Às vezes, é desesperante: parece que Marcelo Rebelo de Sousa tem de explicar tudo muito devagarinho para que os outros políticos entendam. Em outubro de 2023, com antecipação pedagógica, o Presidente da República avisou que o país corria o risco de entrar num período de “mini-ciclos governativos” potencialmente perigosos para o regime. Há dias, alertou, com ligeira irritação, que, caso seja chumbado o primeiro Orçamento do novo governo, temos “crise”. Aliás: temos “crise política”. Mais: temos “crise política e económica”. E, finalmente, Marcelo esclareceu, com crescente agitação, que, se houver mini-ciclos governativos, se houver Orçamento chumbado, se houver crise política e se houver crise económica, então haverá também, em 2026, um Presidente da República vindo de fora do “sistema” — que é uma forma indireta, mas clara, de dizer que haverá um Presidente de farda chamado Henrique Gouveia e Melo.
Em Portugal, os períodos de “mini-ciclos governativos” não têm o hábito de acabar bem. Na Primeira República, por exemplo, entre 1910 e 1926, tivemos 45 governos — o que dá uma alegre média de quase três governos por ano. Alguns duraram um dia, outros sete, outros oito, outros 12, outros 35, outros 52. Houve um que, exoticamente, se aguentou de forma brava durante 1 ano e 282 dias. Nesses mesmos 16 anos, Portugal teve oito Presidentes da República — ou seja, um de dois em dois anos.

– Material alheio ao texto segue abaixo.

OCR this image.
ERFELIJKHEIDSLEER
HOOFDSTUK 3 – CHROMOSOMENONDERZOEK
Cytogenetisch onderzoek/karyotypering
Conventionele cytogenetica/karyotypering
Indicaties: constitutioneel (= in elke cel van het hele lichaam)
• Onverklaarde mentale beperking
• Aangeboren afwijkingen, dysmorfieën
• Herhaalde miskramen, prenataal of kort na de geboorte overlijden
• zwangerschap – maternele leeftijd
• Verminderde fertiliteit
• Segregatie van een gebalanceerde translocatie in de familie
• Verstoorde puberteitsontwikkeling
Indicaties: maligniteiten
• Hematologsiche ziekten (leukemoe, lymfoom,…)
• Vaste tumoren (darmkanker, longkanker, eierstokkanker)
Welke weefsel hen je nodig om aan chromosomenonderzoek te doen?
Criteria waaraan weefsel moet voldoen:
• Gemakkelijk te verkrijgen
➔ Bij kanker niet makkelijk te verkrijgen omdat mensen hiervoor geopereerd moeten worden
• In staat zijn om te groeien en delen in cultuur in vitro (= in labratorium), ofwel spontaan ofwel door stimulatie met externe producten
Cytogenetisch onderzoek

Como toda a gente deveria saber apesar daquilo que lhes é ensinado na escola, a Primeira República não foi uma democracia nem um Estado de Direito. Mas, se não serve de exemplo, serve pelo menos de alerta: um regime que vive em “mini-ciclos governativos” é um regime sem soluções; e um regime sem soluções é um regime que tem um problema.
Já se sabe: quando os partidos não se governam, surge sempre alguém para os governar. É por isso que Marcelo avisou: se o Orçamento for chumbado e o país tiver três eleições legislativas em três anos, aumentam de forma drástica as possibilidades de o próximo Presidente da República ser alguém de fora dos partidos.
Convém que as almas mais inocentes não se deixem iludir: caso o almirante Gouveia e Melo seja eleito, o regime não vai ficar na mesma. Já vimos isto noutros países e já vimos isto em Portugal. No dia a seguir às eleições, o novíssimo Presidente Gouveia e Melo começará imediatamente a tentar construir uma maioria política que sirva de suporte e de instrumento para a sua ação. Porque, como é óbvio, caso seja eleito, Gouveia e Melo não interpretará essa escolha do povo como um mandato para cortar fitas, mas sim para mandar. Aliás, na sondagem desta semana da TVI/CNN, os mesmos eleitores que entregam a sua intenção de voto ao almirante também defendem, de forma reveladora, que o sucessor de Marcelo Rebelo de Sousa “deve intervir mais”.
Há 50 anos, o primeiro Presidente da República eleito em democracia também foi um militar que veio de fora dos partidos. Mas o general Ramalho Eanes não ficou fora dos partidos durante muito tempo. Rapidamente, começaram a surgir “eanistas” no PS, “eanistas” no PSD, “eanistas” no CDS — e até surgiram, imagine-se, “eanistas” no interior da campanha presidencial do general Soares Carneiro, que concorria contra o próprio Eanes em 1980. Vários socialistas deixaram o PS para apoiarem o Presidente da República e, no PSD, uma cisão violenta que tinha o mesmo objetivo fez com que Francisco Sá Carneiro perdesse metade do seu grupo parlamentar de um minuto para o outro. No final, o país ganhou um novo partido, chamado PRD (Partido Renovador Democrático), que pretendia prolongar a intervenção política de Ramalho Eanes quando, ao fim de dois mandatos, deixasse o Palácio de Belém. Essa aventura partidária foi um clamoroso fracasso, mas o ponto não é esse. O que importa sublinhar e compreender é que, se for eleito Presidente, o almirante Gouveia e Melo não ficará suspenso no vazio, dependente das ações ou dos impasses dos atuais partidos políticos. Juntamente com a farda, virá a vassoura.